Web browsing on the device is also nothing short of a horrid experience. The WebKit-based browser with Flash support seems like a good idea in theory, but some multimedia intensive sites simply don't display, while moving the cursor around the screen is so slow it feels like your life is ebbing away. So poor.
The Flash support isn't quite there, though – some multimedia just doesn't display. Content from YouTube, on the other hand, does work well and loads up very quickly in the dedicated app.
D-Link Boxee Box: Verdict
We wanted so much to love this box and possibly could have justified the price point if it worked brilliantly and trumped the Apple TV for openness. As it is, you can buy better streamers than this for less than half the price – WD TV, for example. And while they might not promise such an overall experience, at least the stuff they can do actually works reasonably well.
The Boxee does, however, hold a lot of appeal for those of us who like to configure things just how we want them. You can set up streaming from network storage (though it might take you a little while to configure it).
The hardware is great, as is the remote. The keyboard isn't an amazing experience, but it works when you need it to. The interface itself is also great to use in the main, though there are some unnecessary bits – if I put something in the search box and enter it, why do you then need to click again to search the web?
But it's fast, responsive, and easy to navigate. The codec support is Grade A, as is the YouTube app, and the ability to play Flash content is welcome. The content in place is okay and not bad for a start, but we'd like to see a lot more – we're assured there will be more too.

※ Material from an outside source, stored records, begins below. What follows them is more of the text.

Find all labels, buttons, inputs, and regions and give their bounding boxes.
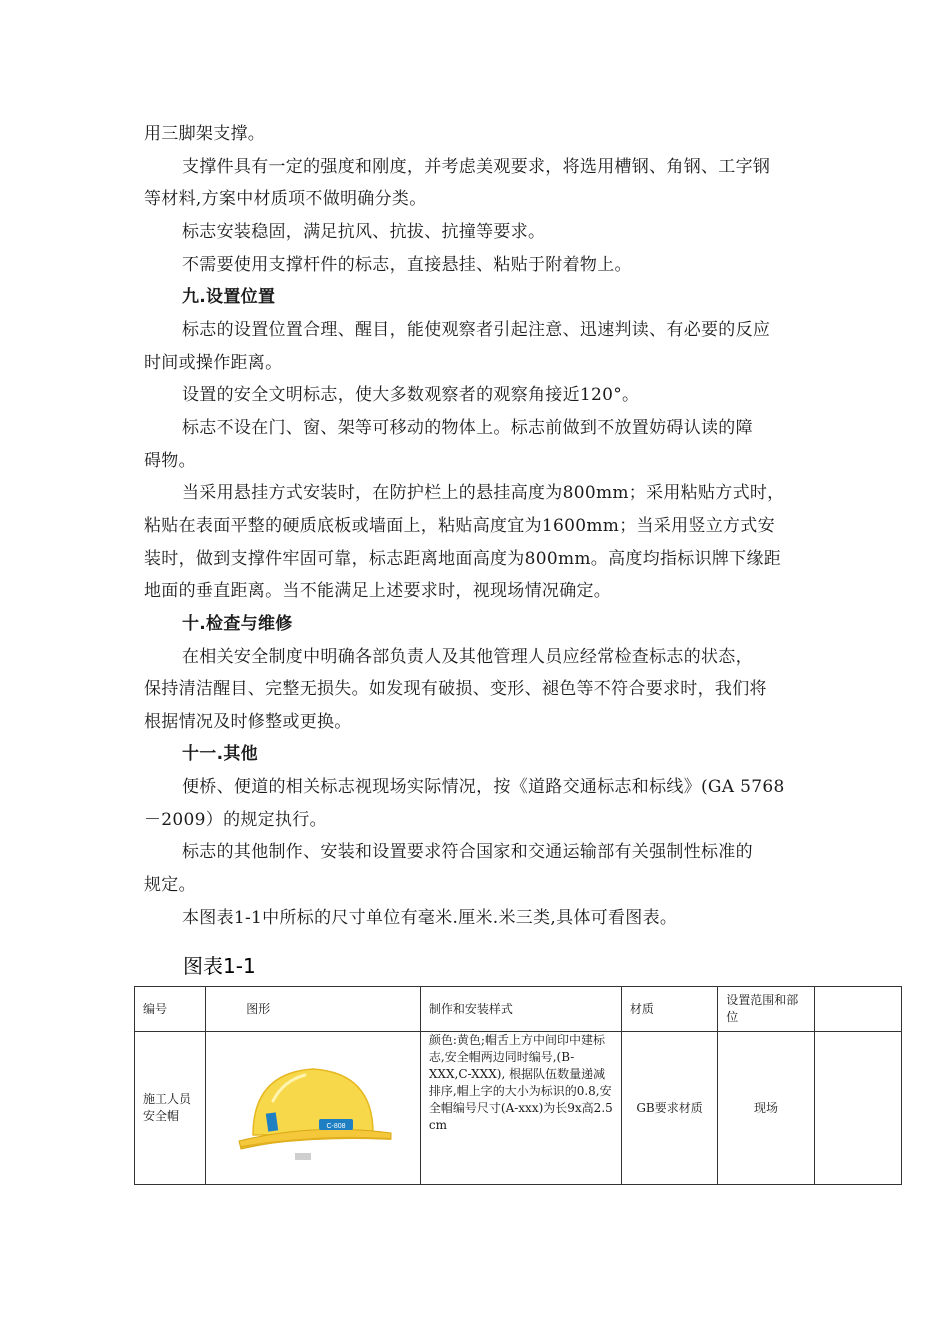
table-row — [135, 1032, 902, 1185]
header-extra — [814, 987, 901, 1032]
body-line: 在相关安全制度中明确各部负责人及其他管理人员应经常检查标志的状态， — [182, 647, 753, 667]
body-line: 根据情况及时修整或更换。 — [144, 712, 352, 732]
cell-location: 现场 — [718, 1032, 814, 1185]
header-id: 编号 — [135, 987, 206, 1032]
body-line: 标志的设置位置合理、醒目，能使观察者引起注意、迅速判读、有必要的反应 — [182, 320, 771, 340]
sign-table — [134, 986, 902, 1185]
body-line: 用三脚架支撑。 — [144, 124, 266, 144]
body-line: 不需要使用支撑杆件的标志，直接悬挂、粘贴于附着物上。 — [182, 255, 632, 275]
cell-id: 施工人员安全帽 — [135, 1032, 206, 1185]
helmet-label: C-808 — [326, 1123, 346, 1130]
body-line: 支撑件具有一定的强度和刚度，并考虑美观要求，将选用槽钢、角钢、工字钢 — [182, 157, 771, 177]
body-line: 设置的安全文明标志，使大多数观察者的观察角接近120°。 — [182, 385, 640, 405]
body-line: 等材料,方案中材质项不做明确分类。 — [144, 189, 427, 209]
body-line: 粘贴在表面平整的硬质底板或墙面上，粘贴高度宜为1600mm；当采用竖立方式安 — [144, 516, 775, 536]
safety-helmet-icon — [233, 1053, 393, 1163]
cell-style: 颜色:黄色;帽舌上方中间印中建标志,安全帽两边同时编号,(B-XXX,C-XXX), 根据队伍数量递减排序,帽上字的大小为标识的0.8,安全帽编号尺寸(A-xxx)为长9x高2.5 cm — [420, 1032, 621, 1185]
body-line: 规定。 — [144, 875, 196, 895]
body-line: 时间或操作距离。 — [144, 353, 283, 373]
figure-title: 图表1-1 — [183, 954, 256, 978]
header-graphic: 图形 — [206, 987, 421, 1032]
body-line: 便桥、便道的相关标志视现场实际情况，按《道路交通标志和标线》(GA 5768 — [182, 777, 785, 797]
section-heading: 十一.其他 — [182, 744, 258, 764]
cell-material: GB要求材质 — [621, 1032, 717, 1185]
body-line: 当采用悬挂方式安装时，在防护栏上的悬挂高度为800mm；采用粘贴方式时， — [182, 483, 785, 503]
body-line: 地面的垂直距离。当不能满足上述要求时，视现场情况确定。 — [144, 581, 612, 601]
section-heading: 九.设置位置 — [182, 287, 276, 307]
body-line: －2009）的规定执行。 — [144, 810, 327, 830]
header-material: 材质 — [621, 987, 717, 1032]
cell-graphic — [206, 1032, 421, 1185]
table-header-row — [135, 987, 902, 1032]
body-line: 标志的其他制作、安装和设置要求符合国家和交通运输部有关强制性标准的 — [182, 842, 753, 862]
header-location: 设置范围和部位 — [718, 987, 814, 1032]
section-heading: 十.检查与维修 — [182, 614, 293, 634]
body-line: 本图表1-1中所标的尺寸单位有毫米.厘米.米三类,具体可看图表。 — [182, 908, 678, 928]
header-style: 制作和安装样式 — [420, 987, 621, 1032]
body-line: 保持清洁醒目、完整无损失。如发现有破损、变形、褪色等不符合要求时，我们将 — [144, 679, 767, 699]
cell-extra — [814, 1032, 901, 1185]
body-line: 装时，做到支撑件牢固可靠，标志距离地面高度为800mm。高度均指标识牌下缘距 — [144, 549, 782, 569]
body-line: 碍物。 — [144, 451, 196, 471]
body-line: 标志不设在门、窗、架等可移动的物体上。标志前做到不放置妨碍认读的障 — [182, 418, 753, 438]
body-line: 标志安装稳固，满足抗风、抗拔、抗撞等要求。 — [182, 222, 546, 242]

The software just isn't up to scratch as yet. It's a shame for D-Link that Boxee has updated the Boxee Box with new firmware since the demo which appears to be more glitchy than before. The software simply has so many foibles that it's hard to take stock and something that works one day simply might not the next. It's just very strange.
However, the above is also a blessing, because it shows us what the Boxee Box really can be. When the bugs are ironed out and even more content is available, this will be the media streamer to beat – not least because the hardware is terrific. But it comes at a price. And that price is, very sadly, far too much – especially when you consider just how annoyed the software will make you.